The house was apparently renovated in the early 19th century; by 1838 it appears to have had a canted bay and large extension on the north-east. The bay had been removed before 1913, by which time the roof had been rebuilt and small Gothic dormers and the porch added. Earlier, in the 18th century, the whole estate could be viewed from a turret on the house, and there is evidence that the house was formerly higher at the back (north); an older house sited there may have been lost in the 1884 earthquake and later replaced by low, mostly one-storeyed service accommodation. The brick buttresses on the south front were probably added at that time. The house was unoccupied between 1902 and 1913 and panelling was removed to Langham Hall. Restored c. 1913, it had decayed again by the 1970s, and was restored c. 1980 for Essex and Suffolk Water by Gerald Shenstone and Partners. (fn. 47)
The freehold estate known as WENLOCKS, but by 1861 as Hill farm, (fn. 48) apparently held of the honor of Clare by the service of a knight's fee, (fn. 49) was recorded between 1255 and 1257 when Nigel the chamberlain and his wife Alice sold it to Adam Wenlock. (fn. 50) It was probably the land that Thomas Wenlock bought from Richard Wenlock in 1326. (fn. 51) The estate remained in the Wenlock family from the 14th to the 18th centuries, except for the period 1652-3 when the estates of the royalist John Wenlock were sequestered. (fn. 52) About 1719 Wenlocks was bought by Thomas Wyncoll who added it to the Langham Valley estate. (fn. 53)

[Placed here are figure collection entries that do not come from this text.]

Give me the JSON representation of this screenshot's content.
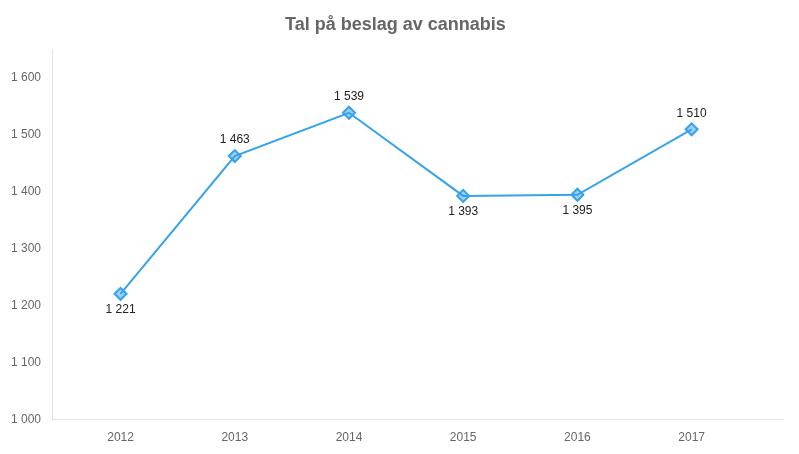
{
  "chart_data": {
    "type": "line",
    "title": "Tal på beslag av cannabis",
    "x": [
      2012,
      2013,
      2014,
      2015,
      2016,
      2017
    ],
    "values": [
      1221,
      1463,
      1539,
      1393,
      1395,
      1510
    ],
    "value_labels": [
      "1 221",
      "1 463",
      "1 539",
      "1 393",
      "1 395",
      "1 510"
    ],
    "data_labels": true,
    "marker": "diamond",
    "xlim": [
      2011.4,
      2017.8
    ],
    "xticks": [
      2012,
      2013,
      2014,
      2015,
      2016,
      2017
    ],
    "ylim": [
      1000,
      1650
    ],
    "yticks": [
      {
        "value": 1000,
        "label": "1 000"
      },
      {
        "value": 1100,
        "label": "1 100"
      },
      {
        "value": 1200,
        "label": "1 200"
      },
      {
        "value": 1300,
        "label": "1 300"
      },
      {
        "value": 1400,
        "label": "1 400"
      },
      {
        "value": 1500,
        "label": "1 500"
      },
      {
        "value": 1600,
        "label": "1 600"
      }
    ],
    "grid": false
  }
}
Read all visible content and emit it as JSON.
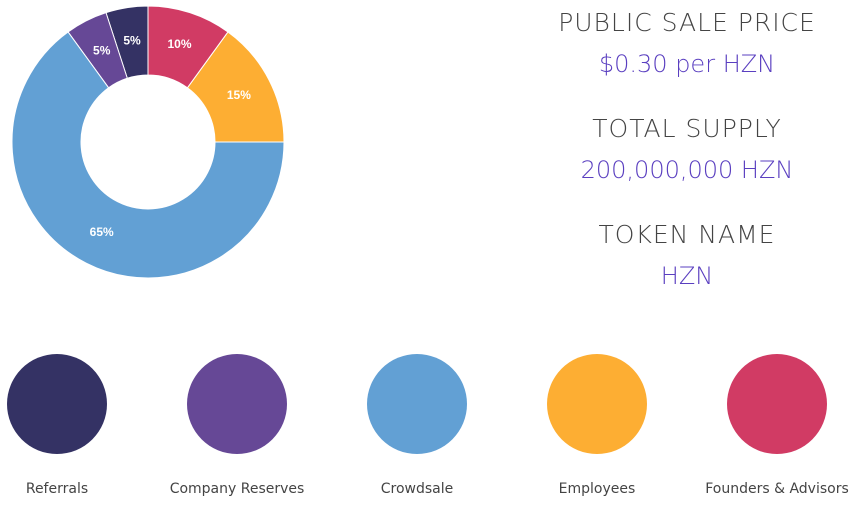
{
  "chart_data": {
    "type": "pie",
    "categories": [
      "Referrals",
      "Company Reserves",
      "Crowdsale",
      "Employees",
      "Founders & Advisors"
    ],
    "values": [
      5,
      5,
      65,
      15,
      10
    ],
    "value_labels": [
      "5%",
      "5%",
      "65%",
      "15%",
      "10%"
    ],
    "colors": [
      "#343264",
      "#664896",
      "#62a0d4",
      "#fdae33",
      "#d13b64"
    ]
  },
  "info": [
    {
      "label": "PUBLIC SALE PRICE",
      "value": "$0.30 per HZN"
    },
    {
      "label": "TOTAL SUPPLY",
      "value": "200,000,000 HZN"
    },
    {
      "label": "TOKEN NAME",
      "value": "HZN"
    }
  ]
}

Wenlocks is an L-shaped house, the earliest part of which is the hall, probably 15th-century or earlier. A two-bayed cross wing with an external stack was added to the hall, probably by R. and A. Wenlock, whose initials and the date 1556 are recorded on ceiling and wall paintings on the ground and first floors. (fn. 54) The hall was probably floored after 1578 and the wall posts extended to create a full second storey and large attics with a side-purlin roof. (fn. 55) The inserted stack has fireplaces originally serving the ground and first floor rooms on both sides. The cross wing was extended to the rear by one bay in the 17th century, and the house was largely refenestrated in the 18th century. It was divided into two at some point, perhaps in the 19th century, but was a single house in 1999.